Take a moment to predict the output of the following: 

In [40]:
s[2], s[-2]

('n', 'e')

We can easily grab substrings using the `:` operator. `s[start:stop]` will get letters starting at index `start`, up to **and not including** index `stop`. 

In [41]:
s[0:3]

'Man'

In [42]:
s[-4:-2]

'it'

We can also use the syntax `s[start:stop:interval]` to get letters that are `interval` apart. 

In [43]:
# every other letter from indices 0 through 5

s[0:4:2]

'Mn'

In [44]:
# leaving `start` and `stop` blank indices you want to go through the whole string

s[::2]

'Mnhse ntd'

In [45]:
# s backwards
s[::-1]

'detinU retsehcnaM'

An important thing you **can't** do with string indexing is modify the letters in a string.

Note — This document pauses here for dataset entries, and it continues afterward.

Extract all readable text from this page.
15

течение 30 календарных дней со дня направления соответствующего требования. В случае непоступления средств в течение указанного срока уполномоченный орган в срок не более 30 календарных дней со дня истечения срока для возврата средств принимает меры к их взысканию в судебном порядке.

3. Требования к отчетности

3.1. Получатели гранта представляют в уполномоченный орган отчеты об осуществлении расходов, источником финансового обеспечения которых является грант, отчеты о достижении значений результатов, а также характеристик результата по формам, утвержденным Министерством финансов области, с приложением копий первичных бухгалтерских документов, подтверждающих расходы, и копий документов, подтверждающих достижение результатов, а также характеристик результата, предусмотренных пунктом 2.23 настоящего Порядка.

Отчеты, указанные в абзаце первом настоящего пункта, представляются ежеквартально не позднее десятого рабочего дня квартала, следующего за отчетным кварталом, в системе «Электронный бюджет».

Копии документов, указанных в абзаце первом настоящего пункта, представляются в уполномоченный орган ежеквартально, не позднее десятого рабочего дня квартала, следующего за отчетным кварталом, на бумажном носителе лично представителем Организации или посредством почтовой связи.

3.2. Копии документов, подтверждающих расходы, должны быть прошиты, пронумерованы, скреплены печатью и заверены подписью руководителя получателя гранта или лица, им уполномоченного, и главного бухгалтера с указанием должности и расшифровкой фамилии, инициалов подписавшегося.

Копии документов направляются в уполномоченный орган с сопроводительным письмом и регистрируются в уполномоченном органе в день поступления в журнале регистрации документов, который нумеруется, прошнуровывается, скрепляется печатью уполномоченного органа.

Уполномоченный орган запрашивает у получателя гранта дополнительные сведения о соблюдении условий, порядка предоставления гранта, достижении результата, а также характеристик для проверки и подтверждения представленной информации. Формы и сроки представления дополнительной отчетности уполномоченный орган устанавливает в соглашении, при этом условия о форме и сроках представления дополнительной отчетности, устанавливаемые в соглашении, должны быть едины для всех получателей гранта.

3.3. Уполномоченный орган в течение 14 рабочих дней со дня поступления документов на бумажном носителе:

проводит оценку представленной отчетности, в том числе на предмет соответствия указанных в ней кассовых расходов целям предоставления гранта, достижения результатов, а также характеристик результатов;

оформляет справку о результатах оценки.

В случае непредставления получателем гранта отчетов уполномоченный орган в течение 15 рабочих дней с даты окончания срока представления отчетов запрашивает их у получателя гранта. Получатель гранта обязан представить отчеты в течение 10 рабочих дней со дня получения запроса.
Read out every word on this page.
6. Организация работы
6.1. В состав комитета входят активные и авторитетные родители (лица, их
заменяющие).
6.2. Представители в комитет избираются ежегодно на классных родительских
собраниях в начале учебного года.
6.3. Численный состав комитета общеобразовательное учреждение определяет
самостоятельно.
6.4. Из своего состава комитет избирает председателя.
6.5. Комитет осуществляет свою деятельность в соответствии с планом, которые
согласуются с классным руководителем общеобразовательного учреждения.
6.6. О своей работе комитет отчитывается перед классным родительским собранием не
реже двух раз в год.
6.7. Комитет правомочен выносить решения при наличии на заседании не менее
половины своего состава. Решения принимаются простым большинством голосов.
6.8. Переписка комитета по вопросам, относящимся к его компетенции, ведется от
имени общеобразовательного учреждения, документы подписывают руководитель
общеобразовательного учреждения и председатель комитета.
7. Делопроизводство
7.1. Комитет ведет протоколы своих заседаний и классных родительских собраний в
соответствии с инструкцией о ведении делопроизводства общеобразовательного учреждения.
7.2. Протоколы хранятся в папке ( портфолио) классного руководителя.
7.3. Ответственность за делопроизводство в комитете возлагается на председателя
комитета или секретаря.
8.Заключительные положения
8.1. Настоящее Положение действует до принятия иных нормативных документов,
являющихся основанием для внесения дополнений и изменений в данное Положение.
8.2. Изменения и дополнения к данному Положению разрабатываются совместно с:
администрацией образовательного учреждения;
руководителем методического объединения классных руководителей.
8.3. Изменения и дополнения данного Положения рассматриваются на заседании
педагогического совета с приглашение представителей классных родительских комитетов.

This is because strings are immutable (cannot be changed once instantiated) as discussed in the prior notebook. 

In [47]:
s[0] = "m"
# ---

TypeError: 'str' object does not support item assignment

Later, we'll try out a few *string methods*: functions that allow you to programmatically alter strings, like this: 

In [48]:
s = "Chelsea FC"
new_s = s.replace("Chelsea", "Liverpool")
print(new_s)
print(s is new_s)

Liverpool FC
False


Note as illustrated above that string methods do not change the original string (this isn't possible as strings are immutable!), instead they return a new object.